Natcorp airpower at the Battle of Rockford
Consequently, Johnson scored a massive victory for under 5,000 casualties. La Follette barely escaped to Madison and prepared to flee further north, and probably half of the Republican army scattered, was captured, or was simply killed. Natcorp airpower here was the decisive factor, with timely bombings obliterating Republican defenses. “They were like fire breathing dragons,” recalled La Follette, who personally witnessed a strafe not far from his position. “I lost all hope at that moment because I’d never seen anything like it. I can’t even begin to explain what those boys were feeling when they belched flame on our ranks.” “Uncomfortably,” wrote Eric Blair, who suffered a gunshot wound to the neck, “we were slaughtered.” The victory, meanwhile, was helpful politically for MacArthur. He abandoned his post in eastern Pennsylvania and returned to D.C. to truly govern, according to some reports because he felt so alarmed by the extent of J. Edgar Hoover’s purges of supposed homosexuals and communists in the regime. There is at least some evidence to suggest that MacArthur feared that the associates of John Davis were trying to marginalize him. Others have suggested more base motivations: MacArthur, although much preferring to lead in person and receive the adulation of his new army, wanted to bask in the power and glory of his new empire even more. Whatever the case, MacArthur did not spend Christmas with the men and instead went to D.C. with his entourage. “Ours is a new America,” said MacArthur to a parade of newly minted Natcorp soldiers who would soon be in Wisconsin or Pennsylvania, “evolved, but as intrepid as the old. And although before me is the greatest threat to the supremacy of the American nation since Lincoln, seeing you here today I abound with confidence that our flag shall prevail once again.”

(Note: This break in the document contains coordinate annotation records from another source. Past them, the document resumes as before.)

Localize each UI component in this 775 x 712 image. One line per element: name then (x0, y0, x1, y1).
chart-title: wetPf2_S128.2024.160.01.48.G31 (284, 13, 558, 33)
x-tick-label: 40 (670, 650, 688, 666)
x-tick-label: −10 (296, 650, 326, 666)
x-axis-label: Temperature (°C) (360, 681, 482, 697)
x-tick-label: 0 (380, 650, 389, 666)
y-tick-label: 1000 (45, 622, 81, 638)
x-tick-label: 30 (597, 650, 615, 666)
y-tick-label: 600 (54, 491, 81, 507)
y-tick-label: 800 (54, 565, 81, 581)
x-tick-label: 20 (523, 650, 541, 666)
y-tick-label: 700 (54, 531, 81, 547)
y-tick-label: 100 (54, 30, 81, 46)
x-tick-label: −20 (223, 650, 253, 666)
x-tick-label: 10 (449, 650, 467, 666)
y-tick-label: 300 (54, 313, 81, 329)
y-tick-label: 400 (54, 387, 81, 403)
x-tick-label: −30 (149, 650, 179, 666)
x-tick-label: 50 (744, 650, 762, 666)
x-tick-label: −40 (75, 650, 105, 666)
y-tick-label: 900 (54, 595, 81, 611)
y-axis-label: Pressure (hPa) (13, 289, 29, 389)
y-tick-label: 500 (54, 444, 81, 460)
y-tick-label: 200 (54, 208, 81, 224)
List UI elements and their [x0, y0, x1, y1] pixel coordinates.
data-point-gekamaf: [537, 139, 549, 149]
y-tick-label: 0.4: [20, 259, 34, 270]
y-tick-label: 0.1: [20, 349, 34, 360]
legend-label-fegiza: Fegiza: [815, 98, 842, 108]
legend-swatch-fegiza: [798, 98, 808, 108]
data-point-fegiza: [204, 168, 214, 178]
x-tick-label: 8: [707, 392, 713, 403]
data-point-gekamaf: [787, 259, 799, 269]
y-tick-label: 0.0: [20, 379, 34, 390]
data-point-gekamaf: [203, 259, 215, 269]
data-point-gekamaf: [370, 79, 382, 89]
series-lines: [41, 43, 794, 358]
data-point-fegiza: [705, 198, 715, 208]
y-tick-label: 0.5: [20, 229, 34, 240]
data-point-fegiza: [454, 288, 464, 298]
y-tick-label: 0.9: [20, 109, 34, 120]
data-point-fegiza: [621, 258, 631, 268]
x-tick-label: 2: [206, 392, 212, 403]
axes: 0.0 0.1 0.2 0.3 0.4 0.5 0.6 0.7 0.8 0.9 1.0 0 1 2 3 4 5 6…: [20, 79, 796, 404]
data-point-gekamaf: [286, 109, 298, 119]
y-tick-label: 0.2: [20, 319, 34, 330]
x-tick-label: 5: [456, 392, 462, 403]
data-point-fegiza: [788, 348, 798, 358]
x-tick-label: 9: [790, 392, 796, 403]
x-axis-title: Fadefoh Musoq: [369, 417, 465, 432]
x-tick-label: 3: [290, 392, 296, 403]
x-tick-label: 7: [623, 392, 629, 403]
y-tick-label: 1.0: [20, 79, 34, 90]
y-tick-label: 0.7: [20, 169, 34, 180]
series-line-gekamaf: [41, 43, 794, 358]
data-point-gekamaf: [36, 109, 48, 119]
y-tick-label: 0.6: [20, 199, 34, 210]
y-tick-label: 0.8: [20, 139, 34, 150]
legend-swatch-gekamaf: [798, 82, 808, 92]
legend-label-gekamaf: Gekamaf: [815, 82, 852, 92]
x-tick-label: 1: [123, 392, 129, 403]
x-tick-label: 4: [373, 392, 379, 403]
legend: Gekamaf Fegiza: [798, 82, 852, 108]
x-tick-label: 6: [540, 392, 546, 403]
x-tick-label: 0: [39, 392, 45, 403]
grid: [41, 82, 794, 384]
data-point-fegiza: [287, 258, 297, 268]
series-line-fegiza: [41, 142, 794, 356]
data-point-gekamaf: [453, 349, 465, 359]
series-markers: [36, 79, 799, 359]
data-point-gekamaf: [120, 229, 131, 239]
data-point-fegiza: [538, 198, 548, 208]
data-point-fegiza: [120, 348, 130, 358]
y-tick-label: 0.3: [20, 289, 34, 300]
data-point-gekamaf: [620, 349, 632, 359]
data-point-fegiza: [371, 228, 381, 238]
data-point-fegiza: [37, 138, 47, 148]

Meanwhile, Smedley Butler was spirited through Ontario to put the Midwestern Theater back in order. Tens of millions of Americans would find themselves in a war no one could have hoped to predict a year ago, and froze in drenches or went hungry in the ruins of their houses. And all of this American carnage was inflicted at the hands of their countrymen, and as the New Year approached most understood that the very worst of the Second American Civil War, however long it would endure, was yet to come.